「早和さん、俺・・・」

「ただいまー、もう飯できた?」

優人が何か言おうとした時、栄人が帰って来た。
二人は何かに弾かれたように離れた。

「う、うん。ごめんなさい、もう少しでできるから。」

別に悪いことをしていたわけではないと思うのだが、なぜか早和は栄人に対し、何かしら後ろめたい気持ちでいた。
しかしそんな気持ちでいながらも、優人があの時何を言おうとしたのかがずっと気になって、頭から離れない。
優人を見ると、その後の態度はいつもと何ら変わりはなく、早和は自分だけが二人の前で落ち着きがないことが恥ずかしくなった。

(もう、早和、しっかりして!優人君は別に特別なことを言おうとしたんじゃないんだから。考え過ぎだよ。)
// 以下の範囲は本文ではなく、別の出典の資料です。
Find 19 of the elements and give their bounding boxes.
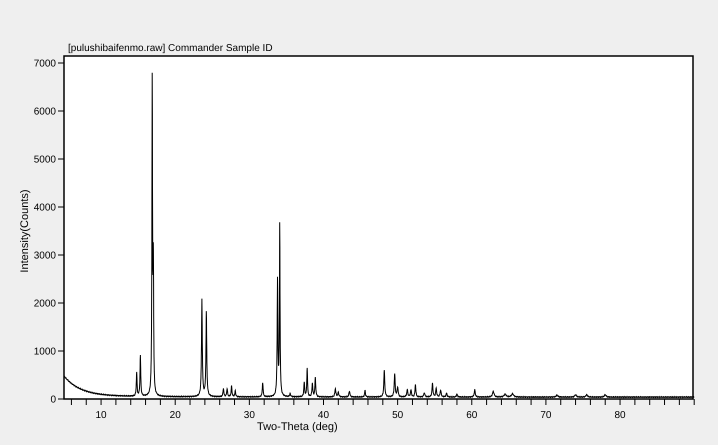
y-axis-title: Intensity(Counts)	[19, 189, 31, 273]
y-tick-label: 3000	[34, 250, 56, 262]
y-tick-label: 2000	[34, 298, 56, 310]
x-axis-title: Two-Theta (deg)	[257, 421, 338, 433]
x-tick-label: 80	[614, 410, 626, 421]
x-tick-label: 60	[466, 410, 478, 421]
y-tick-label: 6000	[34, 106, 56, 118]
x-tick-label: 40	[318, 410, 330, 421]
y-tick-label: 4000	[34, 202, 56, 214]
chart-title: [pulushibaifenmo.raw] Commander Sample ID	[68, 43, 273, 54]
x-tick-label: 20	[170, 410, 181, 421]
x-tick-label: 50	[392, 410, 404, 421]
x-tick-label: 70	[540, 410, 552, 421]
y-tick-label: 0	[50, 394, 56, 406]
y-tick-label: 1000	[34, 346, 56, 358]
x-tick-label: 30	[244, 410, 255, 421]
y-tick-label: 7000	[34, 58, 56, 70]
x-tick-label: 10	[96, 410, 107, 421]
y-tick-label: 5000	[34, 154, 56, 166]
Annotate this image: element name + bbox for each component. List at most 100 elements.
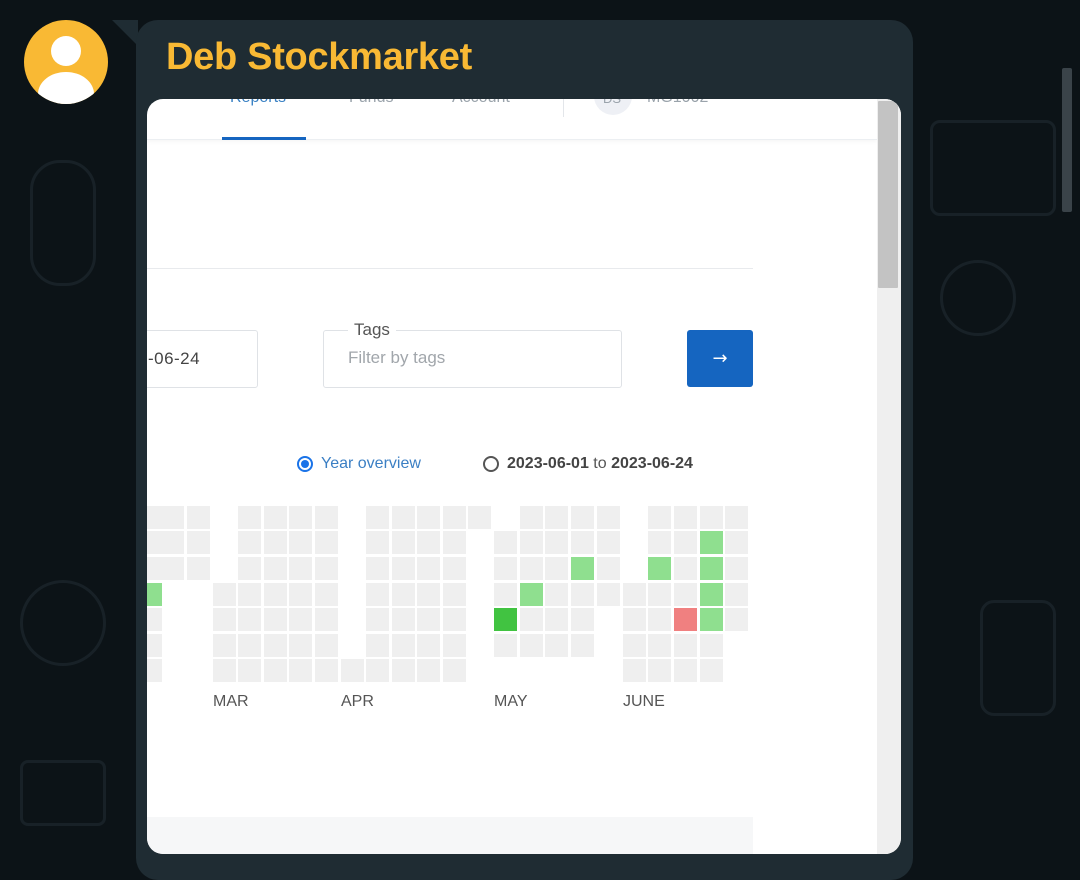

優人は、あの時自分が何を言おうとしたのか考えないようにした。
自分の気持ちに自分自身が気付いた時、もう後戻りはできないと分かっていたからだ。
あの時、栄人が帰って来たことが、自分の運命であり、三人の運命だと自分に言い聞かせた。
その日の夜も、栄人と優人はいつものようにそれぞれの部屋で眠り、早和は居間で眠った。
栄人から求めてくることはなかったが、その日は早和から栄人の部屋に行った。

「栄人、もう眠ったの?」

「えっ早和、どうしたの。」

「どうもしない。けど、今日は栄人と一緒に眠りたいの。いいでしょ?」

早和は、優人が側で寝ていることを意識しながら栄人に抱かれた。
そうしないでは、いられなかった。
優人は普通なのに、早和は優人のことばかり考えてしまう。
優人の笑顔や涙、そしてあの時何を言おうとしたのか・・・。
そんな自分を栄人にしっかり繋ぎ止めていて欲しかった。

優人は目覚めていた。
栄人と早和のことに気付くと頭が混乱して、胸が騒いだ。
頭から毛布を被り、必死に眠ろうとした。